1989 beschlossen die Stadtväter, Kairo solle nicht mehr ungebremst weiterwachsen.
Ein Ausschuß für soziale Dienste und soziale Entwicklung nahm seine Arbeit auf und entwickelte entsprechende Vorschriften. Danach dürfen sich in Kairo keine Industriebetriebe mehr ansiedeln, es soll auch der Bau von Hochhäusern und großen Hotels gestoppt werden. „Eine radikale Lösung ist nicht mehr zu vermeiden“, heißt es im Rathaus.
Die Strom- und Wasserversorgung sowie die Schmutzwasserdränage sind – vor allem in den alten Stadtvierteln – in einem katastrophalen Zustand; kaum ein Tag vergeht, an dem nicht baufällige Häuser einstürzen und Bewohner in den Tod reißen. Durch den Smog und die Zerstörung historisch bedeutender Areale werden und wurden zerstören viele Kulturdenkmäler Kairos zerstört. Salih Lami, Leiter des Zentrums für die Wiederbelebung des islamischen Kulturbesitzes, erzählt, daß „manche Moscheen regelrecht auf Abwasserteichen schwimmen“. Es fehlen alle Mittel und Möglichkeiten, die historischen Gebäude zu pflegen und zu erhalten. Lami: „Das, was wir hier erleben, ist kalter Kulturmord“. 922 erhaltenswerte Objekte hat der deutsche Archäologe Michael Meinecke vor einigen Jahren katalogisiert, derzeit sind höchstens noch 500 davon vorhanden, jedes Jahr stürzen weitere 20 bis 30 Bauten in sich zusammen.

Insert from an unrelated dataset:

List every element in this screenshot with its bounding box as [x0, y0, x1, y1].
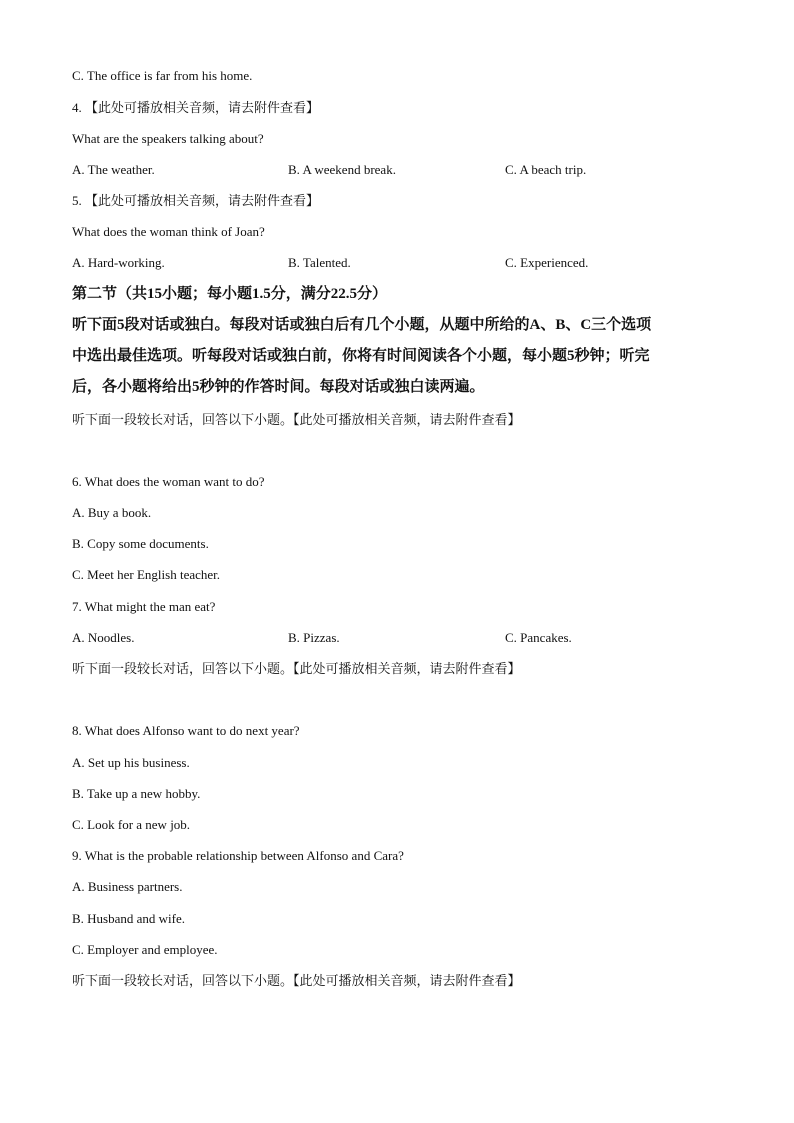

Die Zabbalin sind Kopten, gelten jedoch als unrein. Sie sind die Mülleute, deren gut durchdachtes Routennetz die gesamte Stadt erfaßt. In getrennten Säcken und Kisten werden wiederverwertbare Sachen wie Altglas, Metalle, Plastik, Lumpen oder Altpapier vorsortiert, um dann erneut in den Konsumenten eingeschleust zu werden. Die Zabbalin leben vom Verkauf der Altmaterialien an kleine Werkstätten und Gewerbetreibende, mit den Speiseresten füttern sie Ihre Schweine, die sie dann wieder verkaufen. Die Zabbalin wohnen im Norden Kairos inmitten des angehäuften Mülls, und nur ihre kräftigsten Kinder überleben. Sie sind von der Gesellschaft geächtet, doch ohne sie würde die Stadt im Dreck ertrinken. Angeblich werden 80% des Abfalles wiederverwertet. Recycling ist hier schon lange bekannt, nicht der Umwelt zuliebe sondern aus der Not heraus. Besucher werden diese Misere freilich allenfalls am Rande bemerken. Kairo ist und bleibt eine der bedeutendsten Kulturstätten überhaupt, beeindruckt durch seine unverwechselbare Skyline von Minaretten ebenso wie durch seinen Reichtum an pharaonischen und islamischen Kulturdenkmälern. Kairo präsentiert sich mit zwei völlig konträren Seiten.
Die eine ist modern und vom westlichen Lebensstil beeinflußt, die andere mittelalterlich geprägt.
Der neuzeitliche Teil der Stadt zeigt sich mit hohen Appartement- und Bürohäusern im Geschäfts- und Bankenzentrum, das nördlich vom Md. Tahrir liegt, dem größten Verkehrsknotenpunkt der Stadt. Dieses Viertel wird hauptsächlich von Ausländern und der gehobenen Mittelschicht frequentiert. In diesem Stadtteil tragen viele Männer europäische Kleidung, die Frauen sind im neuislamischen Stil herausgeputzt. Südlich vom Tahrir liegt am Nil die Gartenstadt. In diesem Viertel, das unter viktorianischem Einfluß entstanden ist, führten seinerzeit die Ausländer, abseits des täglichen Überlebenskampfes der Kairoer Bevölkerung, ein exklusives Leben, bedient von hochgewachsenen, verschwiegenen und treu ergebenen Nubiern, die sich dem Christentum näher fühlten als dem Islam.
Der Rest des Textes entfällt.